When you have it, make sure that all the inputs are properly on the same GPU.
make sure that all the inputs are properly on the same GPU.
The inputs and the labels(for calculating losses) are in device[cuda:3].
I’ve enabled the anomaly detection by adding this line.
torch.autograd.set_detect_anomaly(True)
The warning was appeared as below:
Warning: Traceback of forward call that caused the error:
File "train.py", line 77, in <module>
main()
File "train.py", line 70, in main
trainer.train()
File "../../utils/trainer.py", line 186, in train
self.train_iteration()
File "../../utils/trainer.py", line 162, in train_iteration
output = self.model(train_data)
File "/home/xxx/.local/lib/python3.7/site-packages/torch/nn/modules/module.py", line 532, in __call__
result = self.forward(*input, **kwargs)
File "../../models/model.py", line 64, in forward
return torch.cat(outputs, 1).cuda(dev)
(print_stack at /pytorch/torch/csrc/autograd/python_anomaly_mode.cpp:57)
You should make sure that all the inputs are on the same device before giving them to cat.

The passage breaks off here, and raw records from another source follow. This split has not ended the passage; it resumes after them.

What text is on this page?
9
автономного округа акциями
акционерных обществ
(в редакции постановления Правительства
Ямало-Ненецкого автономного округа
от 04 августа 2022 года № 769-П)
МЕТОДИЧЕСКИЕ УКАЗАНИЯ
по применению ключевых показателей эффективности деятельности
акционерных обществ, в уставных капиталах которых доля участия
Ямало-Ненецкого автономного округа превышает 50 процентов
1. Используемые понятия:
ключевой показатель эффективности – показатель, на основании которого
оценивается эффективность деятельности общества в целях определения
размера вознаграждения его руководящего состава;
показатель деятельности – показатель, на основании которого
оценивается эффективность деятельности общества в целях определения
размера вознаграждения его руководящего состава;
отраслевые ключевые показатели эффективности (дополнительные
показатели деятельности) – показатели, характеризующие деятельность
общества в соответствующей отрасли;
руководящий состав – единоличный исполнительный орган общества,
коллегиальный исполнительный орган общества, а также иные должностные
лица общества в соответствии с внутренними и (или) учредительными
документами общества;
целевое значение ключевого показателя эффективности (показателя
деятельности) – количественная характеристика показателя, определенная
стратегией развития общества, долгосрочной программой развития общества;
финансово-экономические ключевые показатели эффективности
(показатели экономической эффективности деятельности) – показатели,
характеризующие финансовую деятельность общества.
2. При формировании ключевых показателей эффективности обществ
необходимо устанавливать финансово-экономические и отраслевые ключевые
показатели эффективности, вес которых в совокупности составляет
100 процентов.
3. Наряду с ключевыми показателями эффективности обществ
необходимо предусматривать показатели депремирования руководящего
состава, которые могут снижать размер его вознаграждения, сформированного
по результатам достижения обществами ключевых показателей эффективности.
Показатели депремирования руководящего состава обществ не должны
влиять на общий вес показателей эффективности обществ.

I am surprised cat did not raise an error during the forward…
Sorry, I’ve tried to make all of inputs to be on the same device.
by changing
return torch.cat(outputs, 1).cuda(dev)
to
return torch.cat([o.cuda(dev) for o in outputs], 1).cuda(dev)
All of tensors will be on cuda:3 before cat.
But it raise a new error. Is it necessary to compute loss separately in each output? (Because it’s in separate device)
RuntimeError: expected device cuda:3 but got device cuda:2
and below is the new anomaly detect warning:
Warning: Traceback of forward call that caused the error:
File "train.py", line 77, in <module>
main()
File "train.py", line 70, in main
trainer.train()
File "../../utils/trainer.py", line 186, in train
self.train_iteration()
File "../../utils/trainer.py", line 162, in train_iteration
output = self.model(train_data)
File "/home/xxx/.local/lib/python3.7/site-packages/torch/nn/modules/module.py", line 532, in __call__
result = self.forward(*input, **kwargs)
File "../../models/mrunet/model.py", line 58, in forward
x = self.outConv(x).cuda(dev)
File "/home/xxx/.local/lib/python3.7/site-packages/torch/nn/modules/module.py", line 532, in __call__
result = self.forward(*input, **kwargs)
File "/home/xxx/.local/lib/python3.7/site-packages/torch/nn/modules/conv.py", line 345, in forward
return self.conv2d_forward(input, self.weight)
File "/home/xxx/.local/lib/python3.7/site-packages/torch/nn/modules/conv.py", line 342, in conv2d_forward
self.padding, self.dilation, self.groups)
(print_stack at /pytorch/torch/csrc/autograd/python_anomaly_mode.cpp:57)
Well when you concatenate the Tensor, you will end up with a single Tensor. That single Tensor can be only on a single device, So you already compute the loss on a single device no?
@ptrblck do we automatically send Tensors accross devices in torch.cat? That sounds wrong no?
I think this is the case. Here the output tensor will be initialized with the device (options) of the first tensor.
The device check is here and dispatches to parallel_cat.
If different devices are found (or any other condition returns false), the copy_ should push the tensors to the first device in these lines of code.
Well the issue is that the backward formula has not been updated to reflect this… You can see here that it assumes that all inputs are on the same device.